Pilot of the airwaves

Entertainer Brian JamesWHEN 16-year-old Brian James shut the front door of his family home and set off for the capital he had no idea where he was going or what was going to happen.

What he did know was that by hook or by crook he was going to get into the music industry.

More than 50 years later music is still a big part of life for the new station manager of Faithful Radio at nearby Martham.

It was the Swinging 60s and London was the place to be. Faced with the prospect of marriage, kids and a job in a factory, the teenage Brian took a brave decision to follow his dream instead.

He’d always loved music.

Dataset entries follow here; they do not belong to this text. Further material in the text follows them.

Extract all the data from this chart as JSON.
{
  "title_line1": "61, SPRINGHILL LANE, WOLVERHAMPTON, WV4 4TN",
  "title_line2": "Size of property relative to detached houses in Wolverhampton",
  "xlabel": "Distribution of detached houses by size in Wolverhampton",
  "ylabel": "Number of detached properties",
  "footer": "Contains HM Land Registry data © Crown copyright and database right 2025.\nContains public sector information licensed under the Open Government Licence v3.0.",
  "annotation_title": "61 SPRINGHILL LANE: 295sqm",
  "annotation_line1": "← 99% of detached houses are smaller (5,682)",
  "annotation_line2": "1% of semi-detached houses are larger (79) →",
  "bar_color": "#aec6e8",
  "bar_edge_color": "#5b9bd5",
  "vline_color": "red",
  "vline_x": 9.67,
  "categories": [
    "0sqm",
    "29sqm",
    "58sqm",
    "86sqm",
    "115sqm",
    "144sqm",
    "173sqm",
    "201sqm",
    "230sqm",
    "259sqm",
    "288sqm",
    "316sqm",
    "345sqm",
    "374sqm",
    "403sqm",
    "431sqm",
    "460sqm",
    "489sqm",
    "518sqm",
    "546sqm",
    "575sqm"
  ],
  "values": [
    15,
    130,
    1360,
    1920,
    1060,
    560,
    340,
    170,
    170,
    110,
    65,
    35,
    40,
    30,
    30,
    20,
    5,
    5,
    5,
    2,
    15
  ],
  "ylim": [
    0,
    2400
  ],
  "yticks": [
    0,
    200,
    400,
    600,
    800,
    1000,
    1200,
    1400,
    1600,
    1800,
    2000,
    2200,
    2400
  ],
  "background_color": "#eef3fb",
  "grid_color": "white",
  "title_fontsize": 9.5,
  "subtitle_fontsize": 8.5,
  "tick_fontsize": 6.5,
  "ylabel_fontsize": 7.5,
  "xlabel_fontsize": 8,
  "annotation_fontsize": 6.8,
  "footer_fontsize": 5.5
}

Recognising that, his father paid for him to go to night school to learn to read and write music.”

But as adulthood beckoned he found himself being encouraged to settle down with his girlfriend or take a factory job.

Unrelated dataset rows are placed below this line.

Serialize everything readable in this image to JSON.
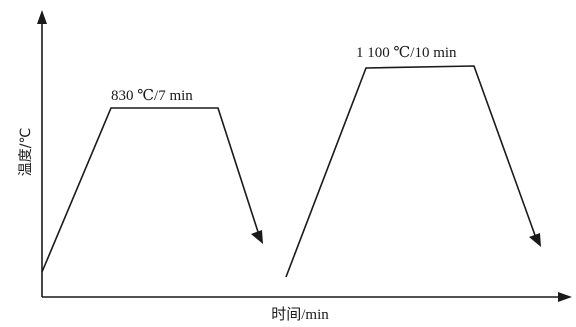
{
  "axes": {
    "x_label": "时间/min",
    "y_label": "温度/℃"
  },
  "stages": [
    {
      "label": "830 ℃/7 min"
    },
    {
      "label": "1 100 ℃/10 min"
    }
  ]
}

He said: “I didn’t want either so I told my parents I was going to stay with friends in London. I’d never been to London in my life.”

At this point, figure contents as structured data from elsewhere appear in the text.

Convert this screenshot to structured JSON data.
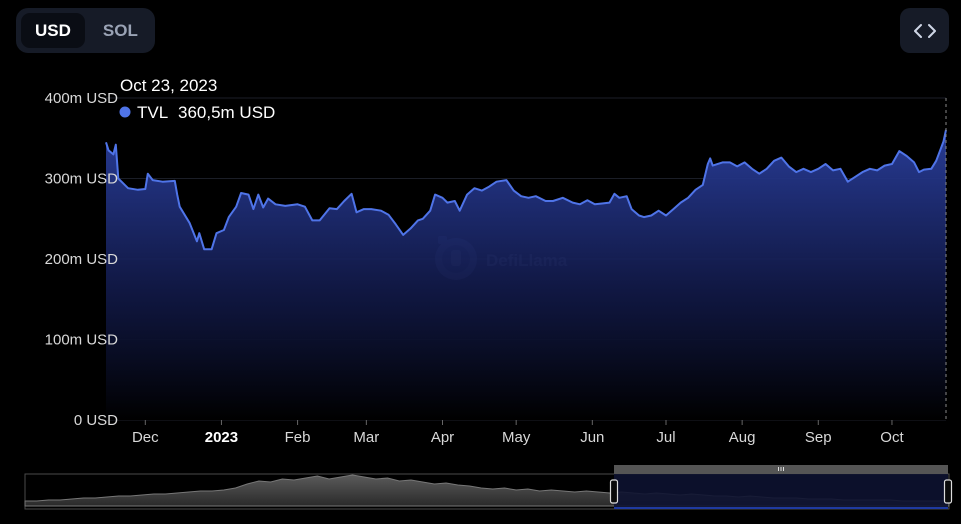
{
  "currency_toggle": {
    "options": [
      "USD",
      "SOL"
    ],
    "selected": "USD"
  },
  "embed_icon": "code-brackets-icon",
  "tooltip": {
    "date": "Oct 23, 2023",
    "series": "TVL",
    "value": "360,5m USD",
    "marker_color": "#4f74e8"
  },
  "watermark": {
    "text": "DefiLlama",
    "icon": "llama-logo-icon"
  },
  "colors": {
    "line": "#4f74e8",
    "area_top": "#2a3f9e",
    "background": "#000000",
    "grid": "#1b1e27"
  },
  "chart_data": {
    "type": "area",
    "title": "",
    "xlabel": "",
    "ylabel": "",
    "ylim": [
      0,
      400
    ],
    "y_unit": "m USD",
    "y_ticks": [
      {
        "v": 0,
        "label": "0 USD"
      },
      {
        "v": 100,
        "label": "100m USD"
      },
      {
        "v": 200,
        "label": "200m USD"
      },
      {
        "v": 300,
        "label": "300m USD"
      },
      {
        "v": 400,
        "label": "400m USD"
      }
    ],
    "x_ticks": [
      {
        "date": "2022-12-01",
        "label": "Dec",
        "bold": false
      },
      {
        "date": "2023-01-01",
        "label": "2023",
        "bold": true
      },
      {
        "date": "2023-02-01",
        "label": "Feb",
        "bold": false
      },
      {
        "date": "2023-03-01",
        "label": "Mar",
        "bold": false
      },
      {
        "date": "2023-04-01",
        "label": "Apr",
        "bold": false
      },
      {
        "date": "2023-05-01",
        "label": "May",
        "bold": false
      },
      {
        "date": "2023-06-01",
        "label": "Jun",
        "bold": false
      },
      {
        "date": "2023-07-01",
        "label": "Jul",
        "bold": false
      },
      {
        "date": "2023-08-01",
        "label": "Aug",
        "bold": false
      },
      {
        "date": "2023-09-01",
        "label": "Sep",
        "bold": false
      },
      {
        "date": "2023-10-01",
        "label": "Oct",
        "bold": false
      }
    ],
    "series": [
      {
        "name": "TVL",
        "points": [
          [
            "2022-11-15",
            345
          ],
          [
            "2022-11-16",
            335
          ],
          [
            "2022-11-18",
            330
          ],
          [
            "2022-11-19",
            342
          ],
          [
            "2022-11-20",
            300
          ],
          [
            "2022-11-24",
            288
          ],
          [
            "2022-11-28",
            286
          ],
          [
            "2022-12-01",
            287
          ],
          [
            "2022-12-02",
            306
          ],
          [
            "2022-12-04",
            298
          ],
          [
            "2022-12-08",
            296
          ],
          [
            "2022-12-13",
            297
          ],
          [
            "2022-12-14",
            280
          ],
          [
            "2022-12-15",
            265
          ],
          [
            "2022-12-19",
            245
          ],
          [
            "2022-12-22",
            222
          ],
          [
            "2022-12-23",
            232
          ],
          [
            "2022-12-25",
            212
          ],
          [
            "2022-12-28",
            212
          ],
          [
            "2022-12-30",
            232
          ],
          [
            "2023-01-02",
            236
          ],
          [
            "2023-01-04",
            252
          ],
          [
            "2023-01-07",
            265
          ],
          [
            "2023-01-09",
            282
          ],
          [
            "2023-01-12",
            280
          ],
          [
            "2023-01-14",
            262
          ],
          [
            "2023-01-16",
            280
          ],
          [
            "2023-01-18",
            264
          ],
          [
            "2023-01-20",
            275
          ],
          [
            "2023-01-23",
            268
          ],
          [
            "2023-01-27",
            266
          ],
          [
            "2023-02-01",
            268
          ],
          [
            "2023-02-04",
            265
          ],
          [
            "2023-02-07",
            248
          ],
          [
            "2023-02-10",
            248
          ],
          [
            "2023-02-14",
            263
          ],
          [
            "2023-02-17",
            262
          ],
          [
            "2023-02-20",
            272
          ],
          [
            "2023-02-23",
            281
          ],
          [
            "2023-02-25",
            258
          ],
          [
            "2023-02-28",
            262
          ],
          [
            "2023-03-03",
            262
          ],
          [
            "2023-03-07",
            260
          ],
          [
            "2023-03-10",
            255
          ],
          [
            "2023-03-13",
            243
          ],
          [
            "2023-03-16",
            230
          ],
          [
            "2023-03-19",
            238
          ],
          [
            "2023-03-22",
            248
          ],
          [
            "2023-03-24",
            250
          ],
          [
            "2023-03-27",
            260
          ],
          [
            "2023-03-29",
            280
          ],
          [
            "2023-04-01",
            276
          ],
          [
            "2023-04-03",
            270
          ],
          [
            "2023-04-06",
            272
          ],
          [
            "2023-04-08",
            260
          ],
          [
            "2023-04-11",
            280
          ],
          [
            "2023-04-14",
            288
          ],
          [
            "2023-04-17",
            285
          ],
          [
            "2023-04-20",
            290
          ],
          [
            "2023-04-23",
            296
          ],
          [
            "2023-04-27",
            298
          ],
          [
            "2023-04-30",
            285
          ],
          [
            "2023-05-03",
            278
          ],
          [
            "2023-05-06",
            276
          ],
          [
            "2023-05-09",
            278
          ],
          [
            "2023-05-13",
            272
          ],
          [
            "2023-05-16",
            272
          ],
          [
            "2023-05-20",
            276
          ],
          [
            "2023-05-24",
            270
          ],
          [
            "2023-05-27",
            268
          ],
          [
            "2023-05-30",
            273
          ],
          [
            "2023-06-02",
            268
          ],
          [
            "2023-06-05",
            269
          ],
          [
            "2023-06-08",
            270
          ],
          [
            "2023-06-10",
            281
          ],
          [
            "2023-06-12",
            276
          ],
          [
            "2023-06-15",
            278
          ],
          [
            "2023-06-17",
            262
          ],
          [
            "2023-06-20",
            254
          ],
          [
            "2023-06-22",
            252
          ],
          [
            "2023-06-25",
            254
          ],
          [
            "2023-06-28",
            260
          ],
          [
            "2023-07-01",
            254
          ],
          [
            "2023-07-04",
            262
          ],
          [
            "2023-07-07",
            270
          ],
          [
            "2023-07-10",
            276
          ],
          [
            "2023-07-13",
            286
          ],
          [
            "2023-07-16",
            292
          ],
          [
            "2023-07-18",
            318
          ],
          [
            "2023-07-19",
            325
          ],
          [
            "2023-07-20",
            316
          ],
          [
            "2023-07-24",
            320
          ],
          [
            "2023-07-27",
            320
          ],
          [
            "2023-07-30",
            315
          ],
          [
            "2023-08-02",
            320
          ],
          [
            "2023-08-05",
            312
          ],
          [
            "2023-08-08",
            306
          ],
          [
            "2023-08-11",
            312
          ],
          [
            "2023-08-14",
            322
          ],
          [
            "2023-08-17",
            326
          ],
          [
            "2023-08-20",
            315
          ],
          [
            "2023-08-23",
            308
          ],
          [
            "2023-08-26",
            312
          ],
          [
            "2023-08-29",
            308
          ],
          [
            "2023-09-01",
            312
          ],
          [
            "2023-09-04",
            318
          ],
          [
            "2023-09-07",
            310
          ],
          [
            "2023-09-10",
            312
          ],
          [
            "2023-09-13",
            296
          ],
          [
            "2023-09-16",
            302
          ],
          [
            "2023-09-19",
            308
          ],
          [
            "2023-09-22",
            312
          ],
          [
            "2023-09-25",
            310
          ],
          [
            "2023-09-28",
            316
          ],
          [
            "2023-10-01",
            318
          ],
          [
            "2023-10-04",
            334
          ],
          [
            "2023-10-07",
            328
          ],
          [
            "2023-10-10",
            320
          ],
          [
            "2023-10-12",
            308
          ],
          [
            "2023-10-14",
            311
          ],
          [
            "2023-10-17",
            312
          ],
          [
            "2023-10-19",
            322
          ],
          [
            "2023-10-21",
            338
          ],
          [
            "2023-10-22",
            346
          ],
          [
            "2023-10-23",
            360.5
          ]
        ]
      }
    ],
    "grid": true,
    "hover_date": "2023-10-23"
  },
  "overview": {
    "brush_range": [
      "2022-11-15",
      "2023-10-23"
    ],
    "profile": [
      5,
      5,
      6,
      6,
      7,
      8,
      8,
      9,
      10,
      10,
      11,
      12,
      12,
      13,
      14,
      15,
      15,
      16,
      18,
      22,
      25,
      24,
      27,
      26,
      28,
      30,
      27,
      29,
      31,
      29,
      27,
      28,
      25,
      26,
      24,
      22,
      23,
      21,
      20,
      18,
      17,
      18,
      16,
      17,
      15,
      16,
      15,
      14,
      15,
      14,
      13,
      14,
      13,
      12,
      13,
      12,
      11,
      12,
      11,
      10,
      10,
      9,
      10,
      9,
      8,
      8,
      8,
      7,
      7,
      7,
      6,
      6,
      6,
      6,
      6,
      5,
      5,
      5,
      5,
      5
    ]
  }
}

He hitch-hiked down to the metropolis and set about knocking on the doors of potential employers in the trade, trying to get them to listen to his work. He slept rough until he made a friend who had a kebab shop and offered him a place to sleep.

Getting a foot in the door was tough and there were many rejections. Then, just as he had made the decision to give it one last go before returning home and taking a job in the factory with his dad, he made a break through.

He knocked on the door of a music publishing firm and was invited in by a man called Tony Peters who listened to his music. He liked one of the songs, handed Brian his train fare home and told him he would be in contact if it was used.

Not long afterwards Brian found himself presented with a cheque for £1,000 as advance payment and a job with the company.

He didn’t have a bank account, so someone from the firm took him into a local branch to set one up.

A couple of years later, having got himself established in the music business and having met some of the top performers of the day, he headed home because he missed his mum. He took with him a contacts book bulging with the telephone numbers of top musicians and performers.

Work as a compere and singer took him on to cruise ships and Warner Group holiday sites. He even worked as an extra in the holiday camp sit com Hi de Hi and got to know star Paul Shane.

With the arrival of the 1980s Brian found himself on the high seas working on P&O ships. It was a good gig, entertaining guests as they sailed in the Carribbean. It was the best part of two decades before he decided it was time to return to port for the last time.

He retired to Winterton a few years ago, but still the lure of the industry was strong. So he got involved with Harbour Radio and then helped to launch Smart Radio 18 months ago, using his show not just for music, but to interview people like 80s star Paul Young and former Westlife singer Brian McFadden.

Now he has taken the reins at Faithful Radio, with assistance from wife Carol and is bringing in new presenters with the aim of opening it up to a wider audience.

The station, based at Cornerstone Baptist Church, broadcasts music and discussion as well as debate, news and study with a Christian theme.

“We can discuss local issues and encourage people to contact us if they want to say anything. If they want to come in and chat about their events they can,” said Brian. “It’s nice and easy and relaxed.”

“It is a lovely little studio based inside the church and our listeners are from all over the world.”